August 27 2014 Latest news:
Wednesday, October 24, 2012
A radio presenter was forced to show his steel today when he was made to confront his fear of heights.
KLFM’s Adam Newstead was put 45ft up in the air on a cherry picker, overlooking work on a new teaching block at King’s Lynn Academy.
A former pupil at the school during its Park High School days, Mr Newstead had been asked to sign a steel beam, part of a building project at the academy, a mere 20ft high.
But the breakfast show presenter was not expecting to be raised a further 25ft and left helpless, much to the delight of the watching pupils.
One pupil even joked that Mr Newstead should be left up there. Luckily, he was eventually allowed back down.
Mr Newstead said: “I’m honoured to have been asked back to the school, it was a sweet request.
“I wasn’t expecting to be put 45ft up in the air and left for half an hour – it was all a bit of fun though.”
Mr Newstead wasn’t the only one who was becoming part of the school’s history as earlier a number of pupils had signed the steel beam, though when it was safely on the ground.
Signing the last beam of a structure is part of a traditional topping out ceremony.

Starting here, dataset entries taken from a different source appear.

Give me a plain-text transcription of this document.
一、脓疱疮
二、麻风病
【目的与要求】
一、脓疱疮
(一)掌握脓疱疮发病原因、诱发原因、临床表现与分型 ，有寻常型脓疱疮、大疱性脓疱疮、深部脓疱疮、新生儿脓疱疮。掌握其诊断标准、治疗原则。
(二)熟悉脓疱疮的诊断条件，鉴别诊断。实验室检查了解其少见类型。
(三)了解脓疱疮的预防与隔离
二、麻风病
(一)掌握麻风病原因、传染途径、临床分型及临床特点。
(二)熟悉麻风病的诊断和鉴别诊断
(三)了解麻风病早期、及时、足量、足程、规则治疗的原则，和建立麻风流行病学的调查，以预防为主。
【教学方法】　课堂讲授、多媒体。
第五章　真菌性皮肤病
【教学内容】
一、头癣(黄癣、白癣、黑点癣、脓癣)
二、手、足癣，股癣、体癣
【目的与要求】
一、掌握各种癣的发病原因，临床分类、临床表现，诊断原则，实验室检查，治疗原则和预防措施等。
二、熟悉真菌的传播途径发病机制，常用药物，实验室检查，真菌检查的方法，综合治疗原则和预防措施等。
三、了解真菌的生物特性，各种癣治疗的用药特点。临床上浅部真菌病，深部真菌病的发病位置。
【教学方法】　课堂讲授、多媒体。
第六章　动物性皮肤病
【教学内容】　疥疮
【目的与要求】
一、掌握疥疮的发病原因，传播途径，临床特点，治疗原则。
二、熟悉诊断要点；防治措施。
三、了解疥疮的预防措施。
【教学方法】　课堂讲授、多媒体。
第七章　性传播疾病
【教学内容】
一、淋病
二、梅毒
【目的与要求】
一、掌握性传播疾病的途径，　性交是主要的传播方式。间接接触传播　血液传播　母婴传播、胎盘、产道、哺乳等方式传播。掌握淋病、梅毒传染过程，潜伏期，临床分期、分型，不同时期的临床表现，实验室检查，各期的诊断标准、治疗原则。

The new building, which is scheduled to be completed in September 2013, will connect the current buildings and provide a new main entrance to the school as well as a canteen, core-subject teaching areas and specialist suites for Technology, Business Studies, Art and Music, and Science.
The academy will be able to teach more than 1,100 pupils when its £10m rebuild is completed.
Work on the new teaching block, paid for by central government, began in March.
When it opens it will contain brand new science facilities, a dance studio, IT and music rooms.
The academy, which took over the former Park High campus on Queen Mary Road two years ago, expects to increase from 650 to 1,100 pupils as Lynn continued to grow. Alongside the new block, the entire campus is being modernised.
Mr Newstead later went on to present awards to pupils during a celebration of success assembly. Academy pupils were wearing non-uniform yesterday as part of a fundraising day for the academy’s twinned school in Nepal, Amrit Secondary School.